Coal burnt in power plants contains traces of mercury, which, upon combustion, vaporizes and adds to the atmosphere via flue gases, from where it moves to water via precipitation. In addition to power plants, municipal and medical waste incinerators are a major culprit causing toxic pollution. When these incinerators burn municipal waste items such as thermostats, fluorescent lights, or medical instruments like thermometers and blood-pressure cuffs, the mercury contained in these items is released to the environment.
Significant amounts are also added to the atmosphere during smelting of metals like lead, copper and zinc. Chemical plants that manufacture chlorine and caustic soda also release mercury.
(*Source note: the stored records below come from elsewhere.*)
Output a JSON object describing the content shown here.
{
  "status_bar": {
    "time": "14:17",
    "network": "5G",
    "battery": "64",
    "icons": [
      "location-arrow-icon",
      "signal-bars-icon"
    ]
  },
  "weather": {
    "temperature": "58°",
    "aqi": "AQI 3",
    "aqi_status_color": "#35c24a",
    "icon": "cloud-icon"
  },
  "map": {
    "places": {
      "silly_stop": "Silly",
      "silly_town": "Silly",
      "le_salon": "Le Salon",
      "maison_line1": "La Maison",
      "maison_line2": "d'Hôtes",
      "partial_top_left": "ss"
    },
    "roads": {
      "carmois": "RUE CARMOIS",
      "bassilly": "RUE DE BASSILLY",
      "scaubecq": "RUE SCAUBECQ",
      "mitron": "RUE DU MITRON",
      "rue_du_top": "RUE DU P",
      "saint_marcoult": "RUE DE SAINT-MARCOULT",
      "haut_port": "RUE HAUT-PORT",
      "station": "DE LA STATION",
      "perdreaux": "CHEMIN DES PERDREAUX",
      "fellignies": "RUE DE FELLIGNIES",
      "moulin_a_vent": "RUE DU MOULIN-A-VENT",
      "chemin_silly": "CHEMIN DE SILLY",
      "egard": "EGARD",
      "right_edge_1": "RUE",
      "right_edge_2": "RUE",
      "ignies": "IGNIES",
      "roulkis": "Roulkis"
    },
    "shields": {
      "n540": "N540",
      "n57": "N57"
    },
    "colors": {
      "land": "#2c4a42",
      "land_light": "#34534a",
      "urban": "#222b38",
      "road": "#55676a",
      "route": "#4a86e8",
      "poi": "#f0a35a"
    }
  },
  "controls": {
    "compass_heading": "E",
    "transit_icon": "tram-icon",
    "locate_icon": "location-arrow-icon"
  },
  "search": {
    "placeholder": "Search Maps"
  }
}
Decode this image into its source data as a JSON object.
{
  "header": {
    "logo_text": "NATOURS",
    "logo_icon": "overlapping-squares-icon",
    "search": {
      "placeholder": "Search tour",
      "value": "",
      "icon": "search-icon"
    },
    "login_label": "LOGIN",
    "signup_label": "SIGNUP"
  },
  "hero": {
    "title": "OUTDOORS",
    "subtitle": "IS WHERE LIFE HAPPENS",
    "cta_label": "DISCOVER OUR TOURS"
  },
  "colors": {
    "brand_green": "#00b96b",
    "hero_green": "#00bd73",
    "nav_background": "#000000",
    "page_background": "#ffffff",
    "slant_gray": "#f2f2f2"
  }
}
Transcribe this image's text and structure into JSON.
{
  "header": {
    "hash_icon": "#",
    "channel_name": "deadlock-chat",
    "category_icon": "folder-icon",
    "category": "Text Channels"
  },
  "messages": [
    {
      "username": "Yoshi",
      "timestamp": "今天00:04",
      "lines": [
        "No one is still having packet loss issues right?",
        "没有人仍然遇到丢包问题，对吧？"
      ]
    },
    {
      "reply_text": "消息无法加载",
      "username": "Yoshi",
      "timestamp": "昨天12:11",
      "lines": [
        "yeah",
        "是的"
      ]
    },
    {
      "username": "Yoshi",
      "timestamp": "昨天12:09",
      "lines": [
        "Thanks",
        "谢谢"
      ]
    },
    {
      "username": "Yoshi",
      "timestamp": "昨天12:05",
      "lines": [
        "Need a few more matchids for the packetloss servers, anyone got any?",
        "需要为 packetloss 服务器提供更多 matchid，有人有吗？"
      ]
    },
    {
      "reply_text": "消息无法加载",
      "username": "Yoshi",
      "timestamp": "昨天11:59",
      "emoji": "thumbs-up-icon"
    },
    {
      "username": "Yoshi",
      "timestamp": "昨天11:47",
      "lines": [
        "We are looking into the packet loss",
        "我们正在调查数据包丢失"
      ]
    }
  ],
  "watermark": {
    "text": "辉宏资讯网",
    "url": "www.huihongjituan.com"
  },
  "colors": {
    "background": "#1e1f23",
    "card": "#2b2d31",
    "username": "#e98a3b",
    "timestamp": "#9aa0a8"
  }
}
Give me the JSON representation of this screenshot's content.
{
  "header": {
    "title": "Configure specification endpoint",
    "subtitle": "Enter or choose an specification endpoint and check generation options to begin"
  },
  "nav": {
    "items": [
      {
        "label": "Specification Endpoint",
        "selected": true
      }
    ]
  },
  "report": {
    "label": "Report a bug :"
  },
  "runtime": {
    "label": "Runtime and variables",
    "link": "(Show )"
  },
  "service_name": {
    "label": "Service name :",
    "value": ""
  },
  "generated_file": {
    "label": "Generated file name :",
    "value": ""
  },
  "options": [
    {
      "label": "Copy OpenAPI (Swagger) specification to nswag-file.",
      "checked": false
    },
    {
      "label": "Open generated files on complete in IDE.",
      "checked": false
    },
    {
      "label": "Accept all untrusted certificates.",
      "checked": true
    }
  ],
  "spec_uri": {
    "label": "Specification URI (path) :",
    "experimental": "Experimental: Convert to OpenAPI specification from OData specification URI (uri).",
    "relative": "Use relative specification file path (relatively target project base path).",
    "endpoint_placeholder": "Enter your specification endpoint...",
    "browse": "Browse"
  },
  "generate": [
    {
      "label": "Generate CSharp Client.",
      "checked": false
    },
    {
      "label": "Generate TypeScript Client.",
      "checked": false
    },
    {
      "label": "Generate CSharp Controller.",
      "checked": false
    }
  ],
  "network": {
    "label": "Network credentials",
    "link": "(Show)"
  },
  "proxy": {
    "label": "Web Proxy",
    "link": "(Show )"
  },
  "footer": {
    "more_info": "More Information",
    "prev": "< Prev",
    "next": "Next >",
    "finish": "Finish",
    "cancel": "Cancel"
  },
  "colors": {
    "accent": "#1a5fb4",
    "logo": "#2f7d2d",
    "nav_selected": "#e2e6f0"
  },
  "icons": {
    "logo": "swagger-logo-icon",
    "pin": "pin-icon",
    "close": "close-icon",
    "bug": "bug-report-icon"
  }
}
Irrespective of the source, undue addition of this poisonous element can be deadly for humans and many other species.
Mercury is a powerful neurotoxin that can destroy the brain cells and central nervous system. Methyl mercury compounds remain in the air for longer periods of time and are highly toxic for living organisms including humans. Prolonged exposure to these compounds can lead to kidney disorders, and damage to nervous and cardiovascular systems; low levels in brain can lead to neurological problems such as headaches, depression and irritable behavior.
Mercury exposure to developing fetuses in pregnant women has been associated with mental retardation, numbness, deafness, dementia and developmental delays. The notorious mercury-poisoning case in Minamata, Japan during 1950s is a typical example where mercury was dumped into the ocean by a chemical company, and both mothers and babies became the victim.
How to Control
Occurring in vapor form, mercury is highly mobile and widely dispersed. In addition, it is produced by a variety of sources, and impacts us in several different ways; these features make the remedy rather complicated. Currently the technology for controlling mercury emission from power plant smoke stacks is quite expensive, while their efficacy is still being debated. The most appropriate solution in the short term is to replace coal with natural gas, which does not contain mercury and produces less carbon emissions.